Have you ever wondered how much radioactive waste exists in different countries? Or if there are differences in how countries are planning to manage or dispose of it?
These are some of the things I discussed at a recent meeting of technical experts in radioactive waste and spent fuel management at the International Atomic Energy Association (IAEA).
Engaging with the IAEA and member countries
One of the most fascinating parts of my role as the National Waste Inventory Manager is engaging with international peers in the field of radioactive waste and spent fuel management and sharing best practice.
In July, I gathered with 25 technical experts from other member countries such as Canada, France, United States and Spain to discuss the current status of radioactive waste and spent fuel inventory management at the IAEA’s Technical Meeting on Status and Trends in Spent Fuel and Radioactive Waste Management. One of the things we discussed was the update to the UK’s national radioactive waste and materials inventory being undertaken now.
The UK is a member state of the IAEA, and one of our obligations is to submit information on the inventory of our radioactive waste and spent fuel and on the progress of waste management programmes. One IAEA initiative has been the development of a summary ‘Status and Trends’ report to describe:
- A global overview of radioactive waste and spent fuel inventories
- A summary of individual countries’ approaches to waste management
- A summary of global trends and challenges in radioactive waste and spent fuel management
In 2018, the first ‘Status and Trends’ report was published and the UK is currently inputting into an updated report.
Levels of radioactive waste
The UK is just one of a large number of countries managing radioactive waste and spent fuel, representing a very small fraction of the global total. One of the trends in the latest Status and Trends report was that a significant proportion of global Low Level Waste (LLW) has already been disposed of to date (see Fig 3). This is similar to the UK where a lot of progress has been made in consigning LLW to designated disposal facilities such as the Low Level Waste Repository.
The IAEA report summarised figures of solid radioactive waste and spent fuel in storage globally:
|370,793 tHM||Spent fuel|
The majority of global waste is of low radioactivity. The same is true in the UK, where over 90% of all waste is of low radioactivity.
Global trends and challenges
The meeting provided a chance for member countries to share information on their waste and spent fuel inventories and management strategies. During the sessions, some interesting observations were highlighted:
- A large proportion of LLW has already been disposed of globally
- There is a global challenge to establish long term disposal options for ILW, HLW and spent nuclear fuel
- There is a decline in spent fuel management by reprocessing, most notably due to the UK’s plans to cease reprocessing in 2020
- There is increasing focus on the non-radiological properties of radioactive waste
- There is recognition of the benefits of integrated approaches to waste management
- Around 70% of global spent fuel is currently stored in pools, however there is increasing focus on dry fuel storage
It was especially interesting to hear that the challenges faced by the UK are similarly faced with other countries. The status and trends discussed at the meeting will be summarised in an upcoming second iteration summary ‘Status and Trends’ report to be published by the IAEA.

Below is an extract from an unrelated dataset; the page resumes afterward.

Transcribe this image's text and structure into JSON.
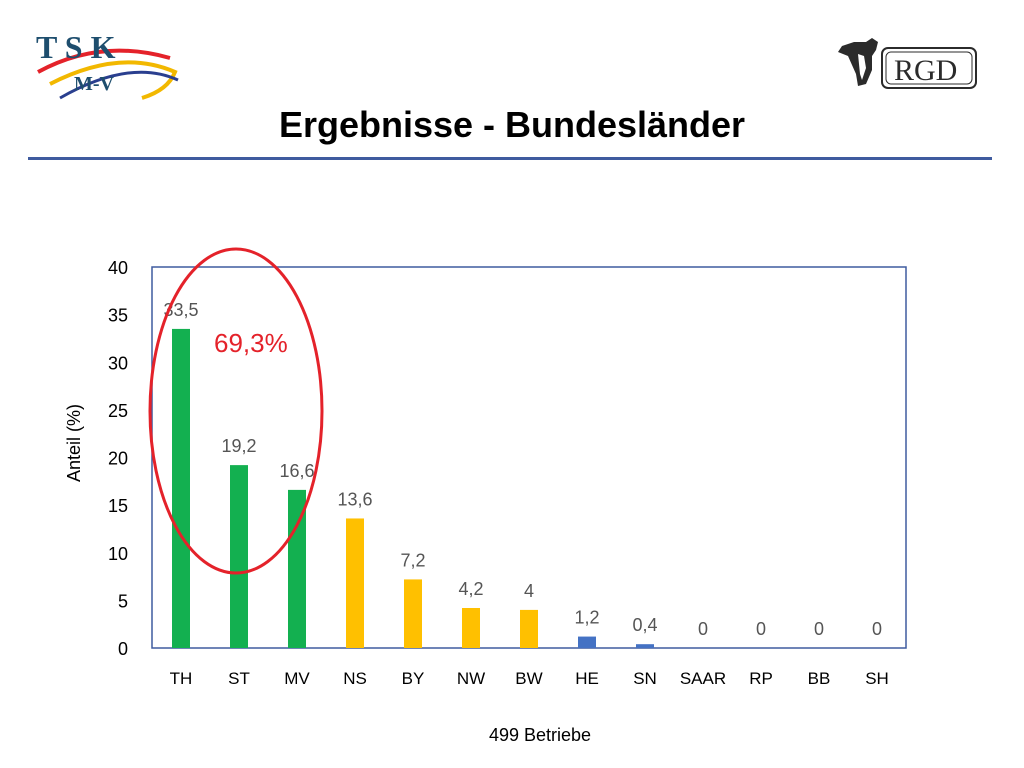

The UK’s next national radioactive waste inventory update
The NDA, on behalf of UK government, is currently preparing an update to the national inventory of radioactive waste and materials. This will detail the radioactive waste and spent fuel being safely stored in the UK at the stock date of 1 of April 2019 and forecast waste arising over the next 100 years. The previous inventory publications can be found on the NDA’s Radioactive Waste Inventory website.
The update to the UK national inventory will be reported to the IAEA following its publication. It will also be used to meet additional international reporting requirements and provide information to inform policy and strategy development and aid radioactive waste and spent fuel management.